Surfers of the Northeast were particularly vocal and active members of Surfers Against Sewage. These early experiences obviously had a profound affect on Andy, who is now the Campaigns Director for the organisation. “SAS has been successful in almost eradicating the continuous discharge of raw sewage. However, the water companies have their loopholes.
After periods of rain untreated sewage can be legally discharged and this still happens at Saltburn. We take surfers’ voices from all over the UK to the corridors of power. We’ve been able to persuade the water companies to inform us when sewage is discharging at Saltburn in real time (and another 150 beaches in 2012), and we’ll pass this on to surfers. SAS has achieved a hell of a lot, there’s lots to celebrate, but still lots more we need to do!”

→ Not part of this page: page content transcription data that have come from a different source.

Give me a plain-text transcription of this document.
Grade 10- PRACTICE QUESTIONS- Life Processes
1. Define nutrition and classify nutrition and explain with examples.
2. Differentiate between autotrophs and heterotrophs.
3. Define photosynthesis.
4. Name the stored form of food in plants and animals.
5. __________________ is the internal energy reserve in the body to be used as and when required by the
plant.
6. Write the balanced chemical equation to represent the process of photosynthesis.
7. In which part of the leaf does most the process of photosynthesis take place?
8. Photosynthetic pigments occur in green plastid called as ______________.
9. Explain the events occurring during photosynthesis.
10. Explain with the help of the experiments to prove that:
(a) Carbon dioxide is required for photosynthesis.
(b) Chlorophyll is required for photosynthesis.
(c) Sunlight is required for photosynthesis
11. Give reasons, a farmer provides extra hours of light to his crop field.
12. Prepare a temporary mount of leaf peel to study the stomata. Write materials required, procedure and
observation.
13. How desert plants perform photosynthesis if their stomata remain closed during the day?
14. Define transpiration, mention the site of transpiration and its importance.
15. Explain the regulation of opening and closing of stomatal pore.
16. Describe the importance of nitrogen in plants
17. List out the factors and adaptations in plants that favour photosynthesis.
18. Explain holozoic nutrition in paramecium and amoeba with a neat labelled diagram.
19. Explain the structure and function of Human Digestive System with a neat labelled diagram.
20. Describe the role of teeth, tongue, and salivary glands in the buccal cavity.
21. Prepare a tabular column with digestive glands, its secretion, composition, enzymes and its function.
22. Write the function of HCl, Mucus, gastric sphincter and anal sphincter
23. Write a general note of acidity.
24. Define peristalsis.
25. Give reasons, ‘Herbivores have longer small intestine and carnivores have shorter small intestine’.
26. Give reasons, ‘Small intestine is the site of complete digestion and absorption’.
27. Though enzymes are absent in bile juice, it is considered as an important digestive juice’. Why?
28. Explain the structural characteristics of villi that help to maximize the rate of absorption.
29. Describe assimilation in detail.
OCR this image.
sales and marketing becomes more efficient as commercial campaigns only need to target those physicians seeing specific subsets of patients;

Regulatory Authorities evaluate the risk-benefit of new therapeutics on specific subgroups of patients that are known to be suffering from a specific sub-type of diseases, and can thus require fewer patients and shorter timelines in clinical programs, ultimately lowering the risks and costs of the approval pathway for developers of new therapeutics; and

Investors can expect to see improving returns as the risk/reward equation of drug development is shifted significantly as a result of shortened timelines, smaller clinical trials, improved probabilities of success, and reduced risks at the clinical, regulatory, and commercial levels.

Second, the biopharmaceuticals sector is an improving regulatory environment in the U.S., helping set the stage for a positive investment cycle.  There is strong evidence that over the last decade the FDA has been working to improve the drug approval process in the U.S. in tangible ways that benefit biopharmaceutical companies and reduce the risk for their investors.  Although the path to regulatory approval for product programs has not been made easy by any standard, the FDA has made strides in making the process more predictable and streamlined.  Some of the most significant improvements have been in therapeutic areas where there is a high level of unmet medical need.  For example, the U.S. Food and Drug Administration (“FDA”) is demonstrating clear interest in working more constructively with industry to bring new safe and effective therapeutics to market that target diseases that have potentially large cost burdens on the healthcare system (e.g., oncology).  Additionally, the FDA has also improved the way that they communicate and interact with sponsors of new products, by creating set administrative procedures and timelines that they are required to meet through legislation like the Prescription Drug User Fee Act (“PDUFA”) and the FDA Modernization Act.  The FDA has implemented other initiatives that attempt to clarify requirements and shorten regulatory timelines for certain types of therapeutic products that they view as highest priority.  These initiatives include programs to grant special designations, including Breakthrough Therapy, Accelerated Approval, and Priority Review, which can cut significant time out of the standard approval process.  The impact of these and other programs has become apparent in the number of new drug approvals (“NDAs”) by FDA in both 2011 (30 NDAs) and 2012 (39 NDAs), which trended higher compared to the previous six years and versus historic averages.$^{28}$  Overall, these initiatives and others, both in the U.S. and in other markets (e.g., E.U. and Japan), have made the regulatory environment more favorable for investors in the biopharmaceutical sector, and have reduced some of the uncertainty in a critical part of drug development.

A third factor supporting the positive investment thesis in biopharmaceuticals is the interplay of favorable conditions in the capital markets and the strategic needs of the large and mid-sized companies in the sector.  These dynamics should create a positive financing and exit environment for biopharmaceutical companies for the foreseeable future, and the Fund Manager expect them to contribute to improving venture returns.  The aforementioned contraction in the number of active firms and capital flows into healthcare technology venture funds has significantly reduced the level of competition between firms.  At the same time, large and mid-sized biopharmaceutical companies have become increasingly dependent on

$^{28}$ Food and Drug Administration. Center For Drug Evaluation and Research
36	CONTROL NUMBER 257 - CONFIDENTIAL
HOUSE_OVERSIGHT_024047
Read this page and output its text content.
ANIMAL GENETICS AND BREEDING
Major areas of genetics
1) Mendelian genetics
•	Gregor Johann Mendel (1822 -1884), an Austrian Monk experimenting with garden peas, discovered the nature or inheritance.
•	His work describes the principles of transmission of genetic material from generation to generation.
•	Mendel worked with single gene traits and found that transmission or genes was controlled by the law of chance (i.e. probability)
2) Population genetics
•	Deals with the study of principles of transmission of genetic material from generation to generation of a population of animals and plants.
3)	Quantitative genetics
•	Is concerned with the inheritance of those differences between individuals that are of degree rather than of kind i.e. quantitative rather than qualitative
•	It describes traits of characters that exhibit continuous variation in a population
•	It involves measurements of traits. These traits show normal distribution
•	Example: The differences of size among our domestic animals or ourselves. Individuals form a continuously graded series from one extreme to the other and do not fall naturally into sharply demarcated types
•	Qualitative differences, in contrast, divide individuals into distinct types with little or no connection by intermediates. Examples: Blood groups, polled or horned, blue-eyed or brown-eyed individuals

Saltburn-by-the-Sea is probably the Northeast’s best known surf spot, but it is also one of the country’s most flexible. Beginners can progress quickly here, but when the Arctic swells kick in things hit a whole different level.
The local crew are a hardy bunch, but also a handy bunch. As Andy explains “The standard of surfing here is pretty bloody good, with some excellent shortboarders making the most of the long barrel sections and boosting big airs.
The longboarders are some of the most stylish in the country – it’s a great place to surf. But if you’re visiting, please be respectful to the locals, they put up with a lot to score their waves. All they ask is you give them the respect you’d expect at your local beach.”